Switching directions matter:

  • Heap → PostHog: Plan a 90-day dual-run. Export the cohort definitions you actually use, re-instrument the underlying events deliberately in PostHog, and validate cohort overlap before cutting Heap. Identity resolution is the migration risk — Heap's anonymous → identified merge logic differs from PostHog's; expect a one-week audit.
  • PostHog → Heap: Rarer. Usually triggered by a CS-led product team that wants retroactive analysis without instrumentation discipline. Export PostHog events to a warehouse first; Heap's autocapture will start fresh on click data, so historical PostHog event archives are your bridge.
  • Coexistence: Some teams keep PostHog for flags + LLM obs and Heap for retroactive product analysis on a specific surface. This works for 2–3 quarters; pick a consolidation date in the contract.

Contract risk on Heap is the post-Contentsquare packaging drift — confirm feature parity and pricing at renewal. Contract risk on PostHog is the per-event meter at scale — model your 12-month event volume before signing an annual.

FAQ

Does Heap or PostHog work better with Salesforce and HubSpot? Both ship native cohort sync to Salesforce and HubSpot. Neither replaces a dedicated reverse-ETL layer for governed, multi-destination audience syncs. For enterprise CRM writeback with SLAs, pair either tool with Hightouch or Census. See HubSpot vs Salesforce for the CRM decision underneath.
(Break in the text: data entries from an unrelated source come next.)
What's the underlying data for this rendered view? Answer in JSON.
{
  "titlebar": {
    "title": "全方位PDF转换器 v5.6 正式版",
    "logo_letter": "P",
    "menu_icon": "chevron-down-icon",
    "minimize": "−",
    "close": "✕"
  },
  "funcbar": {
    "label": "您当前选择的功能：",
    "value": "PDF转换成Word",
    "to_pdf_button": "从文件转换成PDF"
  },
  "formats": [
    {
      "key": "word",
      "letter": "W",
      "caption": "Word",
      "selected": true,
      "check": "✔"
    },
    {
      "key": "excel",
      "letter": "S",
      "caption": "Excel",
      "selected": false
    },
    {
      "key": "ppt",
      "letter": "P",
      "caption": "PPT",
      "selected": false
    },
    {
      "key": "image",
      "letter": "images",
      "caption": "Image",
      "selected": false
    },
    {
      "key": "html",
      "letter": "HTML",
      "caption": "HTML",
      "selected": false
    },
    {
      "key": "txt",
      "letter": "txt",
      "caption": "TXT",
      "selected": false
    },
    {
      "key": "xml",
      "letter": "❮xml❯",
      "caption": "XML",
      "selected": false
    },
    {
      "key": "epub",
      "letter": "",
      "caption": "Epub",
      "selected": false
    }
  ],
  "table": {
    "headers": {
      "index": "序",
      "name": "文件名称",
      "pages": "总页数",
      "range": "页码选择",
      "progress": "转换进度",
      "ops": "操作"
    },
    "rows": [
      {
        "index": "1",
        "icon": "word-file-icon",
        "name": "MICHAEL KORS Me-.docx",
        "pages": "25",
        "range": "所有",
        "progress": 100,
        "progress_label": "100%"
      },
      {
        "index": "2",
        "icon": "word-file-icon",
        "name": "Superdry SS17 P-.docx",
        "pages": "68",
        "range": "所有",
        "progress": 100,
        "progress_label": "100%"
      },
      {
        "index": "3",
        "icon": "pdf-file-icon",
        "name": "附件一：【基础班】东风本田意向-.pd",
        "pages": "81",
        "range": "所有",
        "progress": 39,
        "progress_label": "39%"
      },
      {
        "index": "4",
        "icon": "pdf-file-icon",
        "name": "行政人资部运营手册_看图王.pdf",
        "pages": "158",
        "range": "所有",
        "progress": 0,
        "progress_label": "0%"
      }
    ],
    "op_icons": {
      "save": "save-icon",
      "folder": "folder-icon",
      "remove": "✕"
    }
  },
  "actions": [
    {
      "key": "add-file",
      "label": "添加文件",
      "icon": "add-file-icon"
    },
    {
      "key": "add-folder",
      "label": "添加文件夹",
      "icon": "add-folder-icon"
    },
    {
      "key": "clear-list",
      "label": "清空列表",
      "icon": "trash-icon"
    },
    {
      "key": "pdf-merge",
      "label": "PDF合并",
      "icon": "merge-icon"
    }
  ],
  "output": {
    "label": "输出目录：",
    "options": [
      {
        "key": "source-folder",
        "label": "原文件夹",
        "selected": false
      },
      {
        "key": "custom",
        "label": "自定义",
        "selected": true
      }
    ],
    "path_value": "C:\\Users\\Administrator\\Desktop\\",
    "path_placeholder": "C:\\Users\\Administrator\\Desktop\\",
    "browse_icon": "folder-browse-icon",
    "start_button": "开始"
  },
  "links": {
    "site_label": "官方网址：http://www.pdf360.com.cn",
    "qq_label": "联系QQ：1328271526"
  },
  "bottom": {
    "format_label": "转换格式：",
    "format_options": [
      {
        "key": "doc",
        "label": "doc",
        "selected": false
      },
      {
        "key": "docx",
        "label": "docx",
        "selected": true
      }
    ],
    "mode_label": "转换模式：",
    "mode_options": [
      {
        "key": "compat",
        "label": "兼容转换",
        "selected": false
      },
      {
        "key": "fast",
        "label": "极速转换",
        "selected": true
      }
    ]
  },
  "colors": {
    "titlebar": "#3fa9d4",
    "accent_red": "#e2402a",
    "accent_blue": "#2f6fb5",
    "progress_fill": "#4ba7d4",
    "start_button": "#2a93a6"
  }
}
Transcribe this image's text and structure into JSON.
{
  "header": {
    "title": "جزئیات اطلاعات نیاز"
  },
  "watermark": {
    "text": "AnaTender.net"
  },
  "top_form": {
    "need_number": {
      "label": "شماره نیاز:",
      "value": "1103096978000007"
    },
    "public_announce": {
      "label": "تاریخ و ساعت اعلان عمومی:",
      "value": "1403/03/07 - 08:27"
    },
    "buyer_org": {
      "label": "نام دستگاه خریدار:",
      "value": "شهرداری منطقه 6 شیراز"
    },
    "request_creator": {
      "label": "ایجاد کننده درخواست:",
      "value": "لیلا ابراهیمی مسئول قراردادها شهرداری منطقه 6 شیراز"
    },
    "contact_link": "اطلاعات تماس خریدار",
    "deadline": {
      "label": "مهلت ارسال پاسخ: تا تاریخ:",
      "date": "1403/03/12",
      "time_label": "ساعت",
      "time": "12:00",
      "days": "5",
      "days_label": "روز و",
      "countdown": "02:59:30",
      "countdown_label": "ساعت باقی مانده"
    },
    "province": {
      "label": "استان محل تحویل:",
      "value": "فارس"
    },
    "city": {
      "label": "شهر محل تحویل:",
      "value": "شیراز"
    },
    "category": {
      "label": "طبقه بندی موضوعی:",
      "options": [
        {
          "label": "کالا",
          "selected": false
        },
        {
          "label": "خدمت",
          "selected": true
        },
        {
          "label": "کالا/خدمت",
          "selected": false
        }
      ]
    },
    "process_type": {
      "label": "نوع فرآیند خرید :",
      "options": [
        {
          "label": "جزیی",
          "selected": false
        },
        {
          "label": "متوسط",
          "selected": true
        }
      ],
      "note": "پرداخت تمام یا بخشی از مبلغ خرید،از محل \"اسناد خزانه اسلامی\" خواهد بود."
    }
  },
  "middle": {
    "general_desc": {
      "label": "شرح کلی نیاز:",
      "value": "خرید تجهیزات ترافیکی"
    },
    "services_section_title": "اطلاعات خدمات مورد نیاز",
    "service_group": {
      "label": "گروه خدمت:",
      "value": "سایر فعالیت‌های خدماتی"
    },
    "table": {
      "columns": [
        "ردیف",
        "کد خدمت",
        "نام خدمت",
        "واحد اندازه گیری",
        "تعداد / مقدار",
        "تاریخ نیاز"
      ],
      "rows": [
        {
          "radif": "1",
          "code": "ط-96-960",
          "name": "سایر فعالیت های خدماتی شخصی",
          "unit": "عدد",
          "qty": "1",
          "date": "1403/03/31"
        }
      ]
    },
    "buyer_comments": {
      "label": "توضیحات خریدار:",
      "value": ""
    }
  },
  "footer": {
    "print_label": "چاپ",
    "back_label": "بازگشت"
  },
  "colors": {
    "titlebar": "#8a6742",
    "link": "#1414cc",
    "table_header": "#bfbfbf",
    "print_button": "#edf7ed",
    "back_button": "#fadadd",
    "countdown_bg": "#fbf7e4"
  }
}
Can PostHog's LLM observability replace LangSmith or Helicone? For cost and latency tracking, yes. For deep prompt versioning, evaluation suites, and trace-level debugging, LangSmith and Helicone still go further. Heap doesn't compete in this surface.

Is Heap still independent after the Contentsquare acquisition? Heap is a Contentsquare product as of 2024. Packaging and pricing are integrating through 2026. Confirm feature parity at procurement and renewal.

Which tool is cheaper at scale? Sub-1M MAU, PostHog typically wins on bundled cost. Past 10–20M MTUs with replay + LLM obs stacked on top, the per-event math flips and Heap mid-market contracts can land cheaper than PostHog on analytics-only volume — but Heap's opaque pricing makes this a procurement exercise, not a quick calc.

Does gtmpod earn commission on either tool? Yes on PostHog, no on Heap. We still route enterprise readers to Amplitude or Mixpanel when those fit better.

Pricing and features as of 2026-06-14. Independent comparison.